Whenever former pro football player turned acclaimed songwriter and performer Mike Reid gets the chance to stop back to Altoona, he does.
Despite living in Nashville, he regularly comes back to his hometown to visit family and friends, or will purposefully drive himself up in order to stop by on his way to New Jersey, where he is a resident composer for a small theater.
"When I drive, the closer I get to Altoona, as I get to the outskirts and 17th Street, I just get a great feeling," Reid said during a recent phone interview. "Sometimes, that stuff is in the biology and it's beyond explanation."
Mirror file photo by Patrick Waksmunski
Mike Reid performs during Penn State Altoona commencement exercises this May.
Reid will step into the Mishler Theatre and let more than just those closest to him know he's in town when he plays a public performance at 7:30 p.m on Sept. 29. Proceeds from the already popular ticket sales will benefit CONTACT Altoona.
Reid played a similar concert in 2008 to a sold-out crowd. This concert will commemorate CONTACT Altoona's 30th anniversary.
"I've always loved my hometown," Reid said. "If you're gifted with years and you get to live, your port of entry, the place you came into this world, becomes increasingly important."
If you go
What: Mike Reid benefit concert for CONTACT Altoona
When: 7:30 p.m. Sept. 29
Where: Mishler Theatre, 1208 12th Ave., Altoona
Details: Tickets are $35 and $50 plus processing fees. They can be ordered online at https://pk772gp914.boxpro.net/C23bownet.ASP or by calling the box office at 944-9434 after Sept. 4.
Reid "came into this world" in Altoona in 1947, and growing up in the city outskirts provided him with what he called a "wonderful childhood." After attending Penn State and playing college football, he was a first round draft pick by the Cincinnati Bengals in 1970.
Leaving behind his successful pro career, Reid performed with touring bands and as a pianist with several well-known orchestras.
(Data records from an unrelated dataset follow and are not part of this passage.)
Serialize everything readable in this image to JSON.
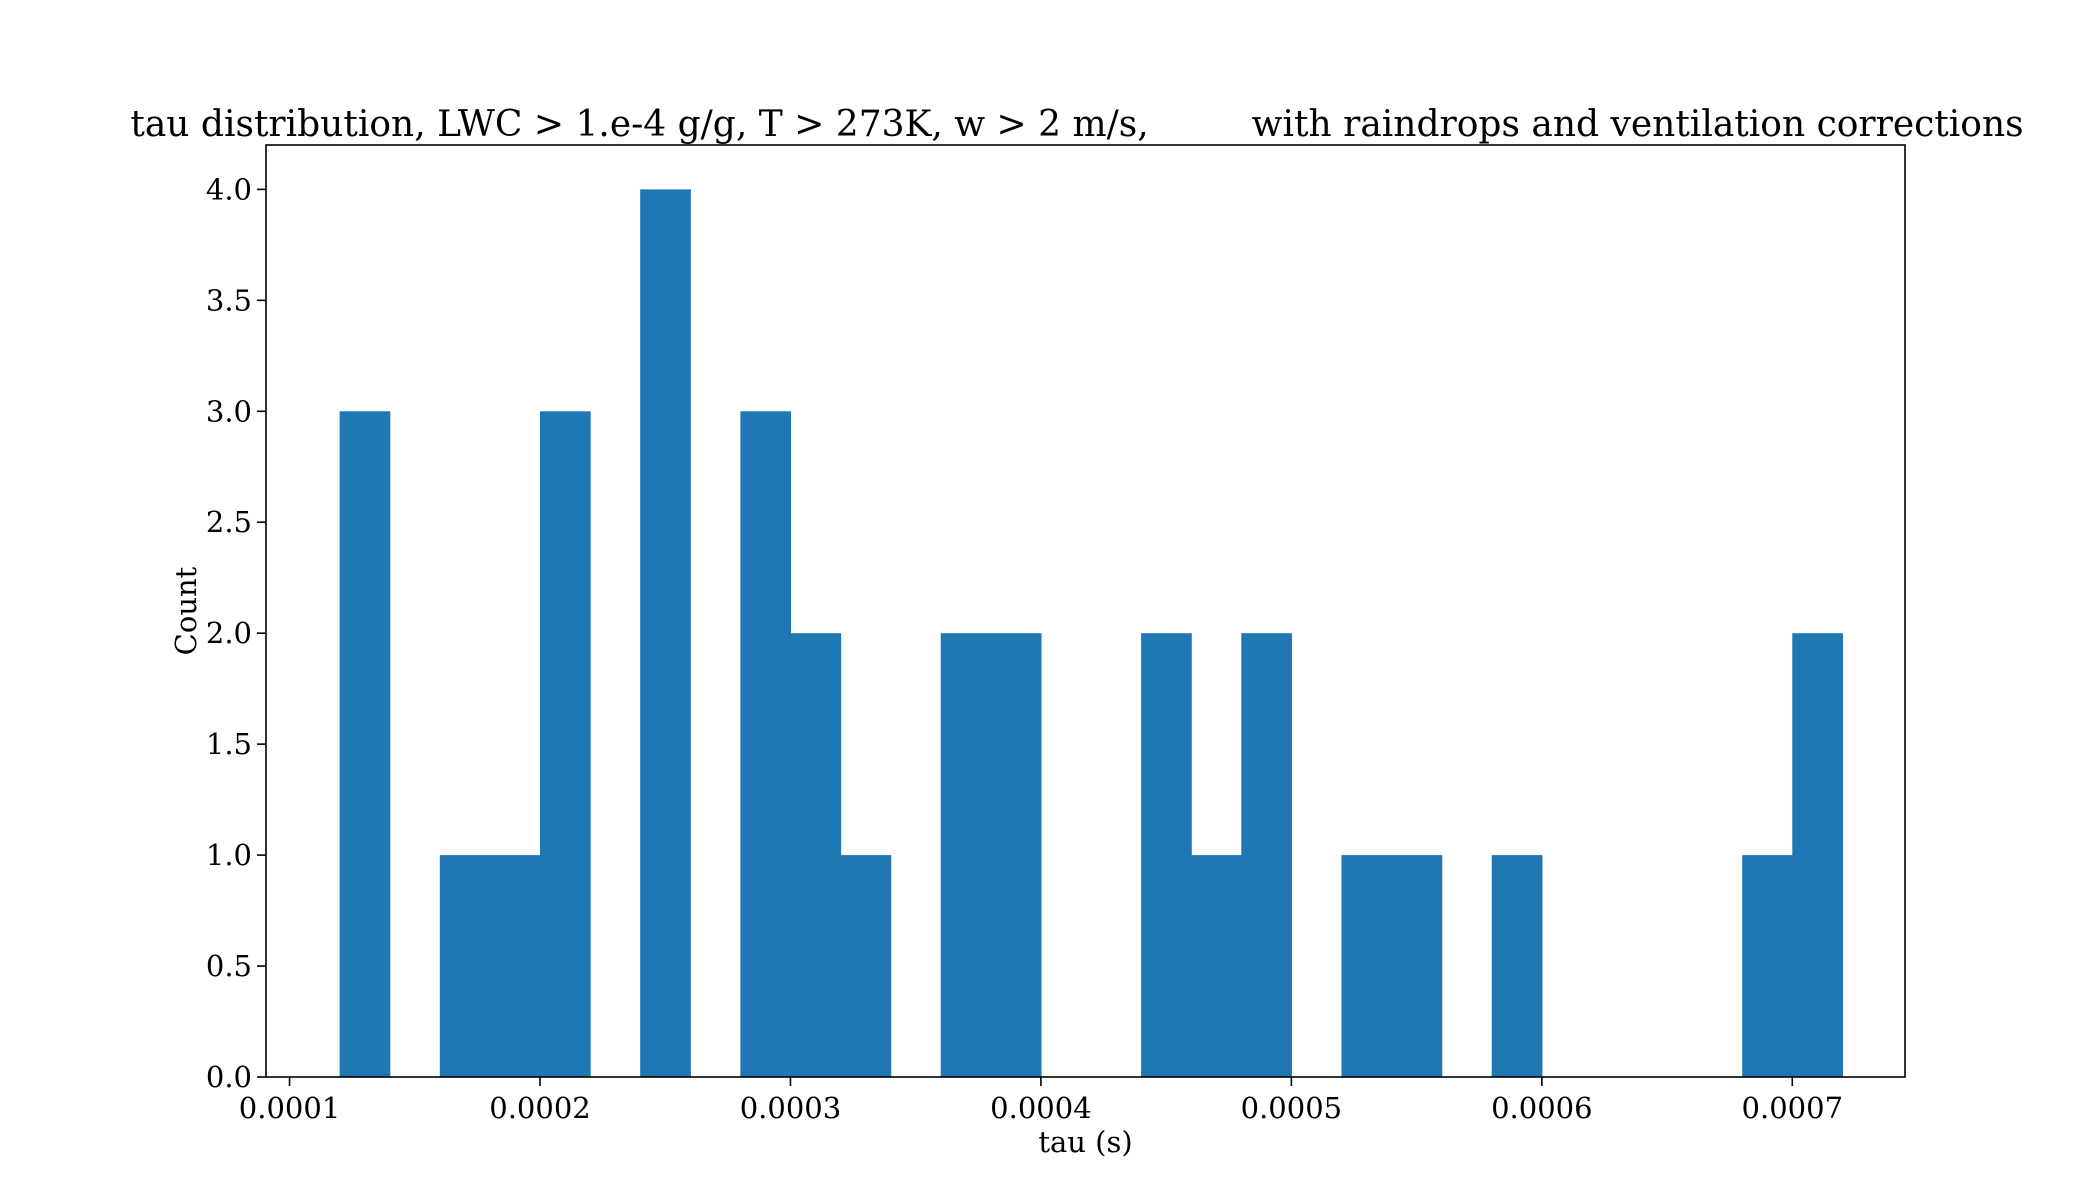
{
  "chart_data": {
    "type": "bar",
    "title": "tau distribution, LWC > 1.e-4 g/g, T > 273K, w > 2 m/s,         with raindrops and ventilation corrections",
    "xlabel": "tau (s)",
    "ylabel": "Count",
    "bin_width": 2e-05,
    "bins": [
      {
        "start": 0.00012,
        "count": 3
      },
      {
        "start": 0.00014,
        "count": 0
      },
      {
        "start": 0.00016,
        "count": 1
      },
      {
        "start": 0.00018,
        "count": 1
      },
      {
        "start": 0.0002,
        "count": 3
      },
      {
        "start": 0.00022,
        "count": 0
      },
      {
        "start": 0.00024,
        "count": 4
      },
      {
        "start": 0.00026,
        "count": 0
      },
      {
        "start": 0.00028,
        "count": 3
      },
      {
        "start": 0.0003,
        "count": 2
      },
      {
        "start": 0.00032,
        "count": 1
      },
      {
        "start": 0.00034,
        "count": 0
      },
      {
        "start": 0.00036,
        "count": 2
      },
      {
        "start": 0.00038,
        "count": 2
      },
      {
        "start": 0.0004,
        "count": 0
      },
      {
        "start": 0.00042,
        "count": 0
      },
      {
        "start": 0.00044,
        "count": 2
      },
      {
        "start": 0.00046,
        "count": 1
      },
      {
        "start": 0.00048,
        "count": 2
      },
      {
        "start": 0.0005,
        "count": 0
      },
      {
        "start": 0.00052,
        "count": 1
      },
      {
        "start": 0.00054,
        "count": 1
      },
      {
        "start": 0.00056,
        "count": 0
      },
      {
        "start": 0.00058,
        "count": 1
      },
      {
        "start": 0.0006,
        "count": 0
      },
      {
        "start": 0.00062,
        "count": 0
      },
      {
        "start": 0.00064,
        "count": 0
      },
      {
        "start": 0.00066,
        "count": 0
      },
      {
        "start": 0.00068,
        "count": 1
      },
      {
        "start": 0.0007,
        "count": 2
      }
    ],
    "xlim": [
      9.06e-05,
      0.000745
    ],
    "ylim": [
      0,
      4.2
    ],
    "xticks": [
      {
        "value": 0.0001,
        "label": "0.0001"
      },
      {
        "value": 0.0002,
        "label": "0.0002"
      },
      {
        "value": 0.0003,
        "label": "0.0003"
      },
      {
        "value": 0.0004,
        "label": "0.0004"
      },
      {
        "value": 0.0005,
        "label": "0.0005"
      },
      {
        "value": 0.0006,
        "label": "0.0006"
      },
      {
        "value": 0.0007,
        "label": "0.0007"
      }
    ],
    "yticks": [
      {
        "value": 0.0,
        "label": "0.0"
      },
      {
        "value": 0.5,
        "label": "0.5"
      },
      {
        "value": 1.0,
        "label": "1.0"
      },
      {
        "value": 1.5,
        "label": "1.5"
      },
      {
        "value": 2.0,
        "label": "2.0"
      },
      {
        "value": 2.5,
        "label": "2.5"
      },
      {
        "value": 3.0,
        "label": "3.0"
      },
      {
        "value": 3.5,
        "label": "3.5"
      },
      {
        "value": 4.0,
        "label": "4.0"
      }
    ],
    "bar_color": "#1f77b4",
    "grid": false,
    "legend": "none"
  }
}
He went on to sign a songwriting deal with a small publishing company for $100 a week, and moved to Nashville in 1980.
"That's when, really, the hard, fast pursuit of the life of a songwriter began," Reid said.
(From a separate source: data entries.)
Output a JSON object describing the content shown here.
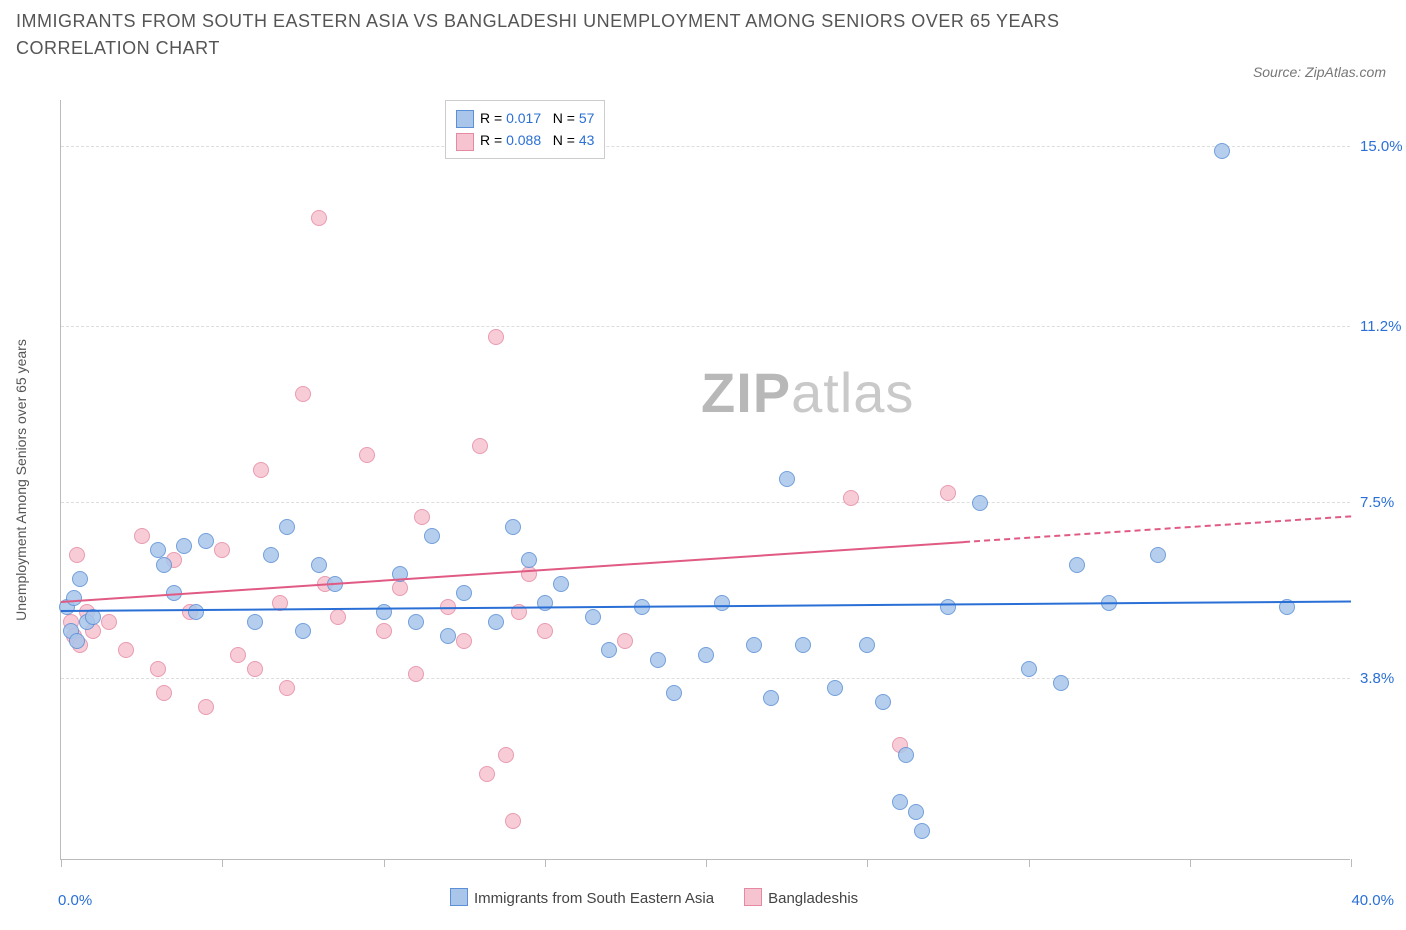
{
  "chart": {
    "type": "scatter",
    "title": "IMMIGRANTS FROM SOUTH EASTERN ASIA VS BANGLADESHI UNEMPLOYMENT AMONG SENIORS OVER 65 YEARS CORRELATION CHART",
    "source_label": "Source: ZipAtlas.com",
    "ylabel": "Unemployment Among Seniors over 65 years",
    "background_color": "#ffffff",
    "grid_color": "#dddddd",
    "axis_color": "#bbbbbb",
    "title_color": "#555555",
    "title_fontsize": 18,
    "label_fontsize": 14,
    "tick_fontsize": 15,
    "tick_label_color": "#2a6fd6",
    "watermark_text_1": "ZIP",
    "watermark_text_2": "atlas",
    "watermark_color": "#c9c9c9",
    "xlim": [
      0,
      40
    ],
    "ylim": [
      0,
      16
    ],
    "xtick_positions": [
      0,
      5,
      10,
      15,
      20,
      25,
      30,
      35,
      40
    ],
    "x_start_label": "0.0%",
    "x_end_label": "40.0%",
    "ytick_labels": [
      {
        "value": 3.8,
        "text": "3.8%"
      },
      {
        "value": 7.5,
        "text": "7.5%"
      },
      {
        "value": 11.2,
        "text": "11.2%"
      },
      {
        "value": 15.0,
        "text": "15.0%"
      }
    ],
    "marker_radius": 8,
    "marker_border_width": 1.5,
    "marker_fill_opacity": 0.25,
    "series": [
      {
        "name": "Immigrants from South Eastern Asia",
        "color_border": "#5b8fd6",
        "color_fill": "#a9c6ea",
        "R_label": "R =",
        "R": "0.017",
        "N_label": "N =",
        "N": "57",
        "trend": {
          "x1": 0,
          "y1": 5.2,
          "x2": 40,
          "y2": 5.4,
          "color": "#2a6fd6",
          "width": 2,
          "dash_from_x": null
        },
        "points": [
          [
            0.2,
            5.3
          ],
          [
            0.3,
            4.8
          ],
          [
            0.4,
            5.5
          ],
          [
            0.5,
            4.6
          ],
          [
            0.6,
            5.9
          ],
          [
            0.8,
            5.0
          ],
          [
            1.0,
            5.1
          ],
          [
            3.0,
            6.5
          ],
          [
            3.2,
            6.2
          ],
          [
            3.5,
            5.6
          ],
          [
            3.8,
            6.6
          ],
          [
            4.2,
            5.2
          ],
          [
            4.5,
            6.7
          ],
          [
            6.0,
            5.0
          ],
          [
            6.5,
            6.4
          ],
          [
            7.0,
            7.0
          ],
          [
            7.5,
            4.8
          ],
          [
            8.0,
            6.2
          ],
          [
            8.5,
            5.8
          ],
          [
            10.0,
            5.2
          ],
          [
            10.5,
            6.0
          ],
          [
            11.0,
            5.0
          ],
          [
            11.5,
            6.8
          ],
          [
            12.0,
            4.7
          ],
          [
            12.5,
            5.6
          ],
          [
            13.5,
            5.0
          ],
          [
            14.0,
            7.0
          ],
          [
            14.5,
            6.3
          ],
          [
            15.0,
            5.4
          ],
          [
            15.5,
            5.8
          ],
          [
            16.5,
            5.1
          ],
          [
            17.0,
            4.4
          ],
          [
            18.0,
            5.3
          ],
          [
            18.5,
            4.2
          ],
          [
            19.0,
            3.5
          ],
          [
            20.0,
            4.3
          ],
          [
            20.5,
            5.4
          ],
          [
            21.5,
            4.5
          ],
          [
            22.0,
            3.4
          ],
          [
            22.5,
            8.0
          ],
          [
            23.0,
            4.5
          ],
          [
            24.0,
            3.6
          ],
          [
            25.0,
            4.5
          ],
          [
            25.5,
            3.3
          ],
          [
            26.0,
            1.2
          ],
          [
            26.2,
            2.2
          ],
          [
            26.5,
            1.0
          ],
          [
            26.7,
            0.6
          ],
          [
            27.5,
            5.3
          ],
          [
            28.5,
            7.5
          ],
          [
            30.0,
            4.0
          ],
          [
            31.0,
            3.7
          ],
          [
            31.5,
            6.2
          ],
          [
            32.5,
            5.4
          ],
          [
            34.0,
            6.4
          ],
          [
            36.0,
            14.9
          ],
          [
            38.0,
            5.3
          ]
        ]
      },
      {
        "name": "Bangladeshis",
        "color_border": "#e68aa3",
        "color_fill": "#f6c4d1",
        "R_label": "R =",
        "R": "0.088",
        "N_label": "N =",
        "N": "43",
        "trend": {
          "x1": 0,
          "y1": 5.4,
          "x2": 40,
          "y2": 7.2,
          "color": "#e05a84",
          "width": 2,
          "dash_from_x": 28
        },
        "points": [
          [
            0.3,
            5.0
          ],
          [
            0.4,
            4.7
          ],
          [
            0.5,
            6.4
          ],
          [
            0.6,
            4.5
          ],
          [
            0.8,
            5.2
          ],
          [
            1.0,
            4.8
          ],
          [
            1.5,
            5.0
          ],
          [
            2.0,
            4.4
          ],
          [
            2.5,
            6.8
          ],
          [
            3.0,
            4.0
          ],
          [
            3.2,
            3.5
          ],
          [
            3.5,
            6.3
          ],
          [
            4.0,
            5.2
          ],
          [
            4.5,
            3.2
          ],
          [
            5.0,
            6.5
          ],
          [
            5.5,
            4.3
          ],
          [
            6.0,
            4.0
          ],
          [
            6.2,
            8.2
          ],
          [
            6.8,
            5.4
          ],
          [
            7.0,
            3.6
          ],
          [
            7.5,
            9.8
          ],
          [
            8.0,
            13.5
          ],
          [
            8.2,
            5.8
          ],
          [
            8.6,
            5.1
          ],
          [
            9.5,
            8.5
          ],
          [
            10.0,
            4.8
          ],
          [
            10.5,
            5.7
          ],
          [
            11.0,
            3.9
          ],
          [
            11.2,
            7.2
          ],
          [
            12.0,
            5.3
          ],
          [
            12.5,
            4.6
          ],
          [
            13.0,
            8.7
          ],
          [
            13.2,
            1.8
          ],
          [
            13.5,
            11.0
          ],
          [
            13.8,
            2.2
          ],
          [
            14.0,
            0.8
          ],
          [
            14.2,
            5.2
          ],
          [
            14.5,
            6.0
          ],
          [
            15.0,
            4.8
          ],
          [
            17.5,
            4.6
          ],
          [
            24.5,
            7.6
          ],
          [
            26.0,
            2.4
          ],
          [
            27.5,
            7.7
          ]
        ]
      }
    ],
    "bottom_legend": [
      {
        "swatch_fill": "#a9c6ea",
        "swatch_border": "#5b8fd6",
        "label": "Immigrants from South Eastern Asia"
      },
      {
        "swatch_fill": "#f6c4d1",
        "swatch_border": "#e68aa3",
        "label": "Bangladeshis"
      }
    ]
  }
}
He has become known for co-writing tunes like Bonnie Raitt's "I Can't Make You Love Me" and for winning a Grammy for Best Country Song with "Stranger in My House," recorded by Ronnie Milsap.
But Reid said he wasn't raised on country music, and was initially inspired and influenced by the church hymns he heard growing up.
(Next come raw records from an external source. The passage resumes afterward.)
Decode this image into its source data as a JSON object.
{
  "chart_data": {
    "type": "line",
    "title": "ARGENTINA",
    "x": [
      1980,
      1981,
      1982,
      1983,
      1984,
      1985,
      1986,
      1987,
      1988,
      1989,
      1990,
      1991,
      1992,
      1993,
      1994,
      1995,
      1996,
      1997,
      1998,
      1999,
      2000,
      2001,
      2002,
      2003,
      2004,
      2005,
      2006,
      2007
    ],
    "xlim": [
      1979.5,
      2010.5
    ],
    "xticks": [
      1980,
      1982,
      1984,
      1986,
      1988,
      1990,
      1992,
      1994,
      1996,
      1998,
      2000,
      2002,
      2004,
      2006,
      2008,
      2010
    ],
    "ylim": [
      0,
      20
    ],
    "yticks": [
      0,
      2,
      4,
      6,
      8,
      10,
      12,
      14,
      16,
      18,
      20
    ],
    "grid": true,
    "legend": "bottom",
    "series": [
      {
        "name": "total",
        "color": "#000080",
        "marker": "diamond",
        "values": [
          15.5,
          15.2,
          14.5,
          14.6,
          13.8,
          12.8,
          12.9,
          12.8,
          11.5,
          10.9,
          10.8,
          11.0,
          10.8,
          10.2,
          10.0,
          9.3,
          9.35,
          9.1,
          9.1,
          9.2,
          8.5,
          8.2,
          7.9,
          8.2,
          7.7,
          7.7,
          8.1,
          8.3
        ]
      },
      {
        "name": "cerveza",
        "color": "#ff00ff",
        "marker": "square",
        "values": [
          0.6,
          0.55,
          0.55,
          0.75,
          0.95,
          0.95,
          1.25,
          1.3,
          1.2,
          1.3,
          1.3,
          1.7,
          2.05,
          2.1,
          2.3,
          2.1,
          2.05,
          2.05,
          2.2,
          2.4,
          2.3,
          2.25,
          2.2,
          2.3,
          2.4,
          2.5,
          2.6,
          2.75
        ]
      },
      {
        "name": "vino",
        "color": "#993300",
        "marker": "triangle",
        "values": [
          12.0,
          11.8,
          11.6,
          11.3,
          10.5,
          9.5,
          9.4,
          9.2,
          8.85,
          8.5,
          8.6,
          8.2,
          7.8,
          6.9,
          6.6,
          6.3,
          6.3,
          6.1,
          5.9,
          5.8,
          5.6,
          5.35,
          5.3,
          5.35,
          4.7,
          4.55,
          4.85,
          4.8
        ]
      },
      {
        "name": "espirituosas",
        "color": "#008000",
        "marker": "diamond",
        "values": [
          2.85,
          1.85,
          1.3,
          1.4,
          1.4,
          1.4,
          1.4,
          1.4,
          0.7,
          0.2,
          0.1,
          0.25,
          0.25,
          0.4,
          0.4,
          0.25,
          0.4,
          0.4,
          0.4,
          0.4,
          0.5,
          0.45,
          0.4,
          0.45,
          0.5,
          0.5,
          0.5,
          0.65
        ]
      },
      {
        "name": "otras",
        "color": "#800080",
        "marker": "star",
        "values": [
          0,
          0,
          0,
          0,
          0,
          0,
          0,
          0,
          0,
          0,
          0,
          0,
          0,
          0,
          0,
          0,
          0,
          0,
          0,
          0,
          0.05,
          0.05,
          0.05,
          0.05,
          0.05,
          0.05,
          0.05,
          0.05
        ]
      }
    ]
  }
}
"I loved those hymns," he said. "They were songs of comfort, songs of surrender and comfort. I loved that and I think it reflects in a lot of songs that I've written."
Reid's love for his hometown also reflects in his songs, some of which he said he'll perform during the Sept. 29 show. He also enjoys telling stories and engaging the audience, especially his hometown audience.
"Often, people like to hear how something was written, why it was written and what it's about," he said.
The way he engages the audience is just one reason why Donna Gority, former Blair County Commissioner and CONTACT Altoona board member, enjoyed Reid's performance in 2008 and became a fan of his music.
"He is very easy to listen to," she said. "It's a concert almost anybody can enjoy."
Gority will introduce Reid and act as MC for this year's benefit concert. She said it's wonderful that Reid would once again volunteer his talents to raise money and awareness about CONTACT Altoona.
"I expect that we will sell out the Mishler again this time," she said.
Terriann Grove, executive director for CONTACT Altoona, hopes for the same result so that the organization can continue to boast its overall support programs and reassurance helpline. CONTACT Altoona's staff of 85 volunteers answered almost 23,000 helpline calls just last year, Grove added.
"The helpline is a place for folks to turn when they have nowhere else to turn and need someone to talk to," she said. "It's confidential, anonymous and free."
Grove also enjoys how Reid shares personal stories onstage, and that he has written songs specifically about the local area.
"His music creates a beautiful picture of where he grew up and where we live," she said.
Because songwriting is such a solitary endeavor, Reid said he relishes the opportunity to assist others. He added that he hopes to provide a quality performance locally.
"I'll work very hard to put something that I hope is worth people's time together," he said. "When they come, they're going to give their hard-earned money and a little bit of their time, so I want it to be worth their time."
Reid's most recent work has been writing for musical theater, an interest he's grown ever since he was involved with a musical production in college while out of football with an injury. He has had shows produced in London and New Jersey, and a four-character piece he wrote is currently "fighting for an off-Broadway life," Reid added.
He said he's found writing for theater to be a tricky business, but enjoys how it's opened up a "whole other musical palette" for him.
"The creative life is always pushing off the dock into the fog, in a sense, and not being really sure what you're doing next, but looking for something you hope will be of some value," he said.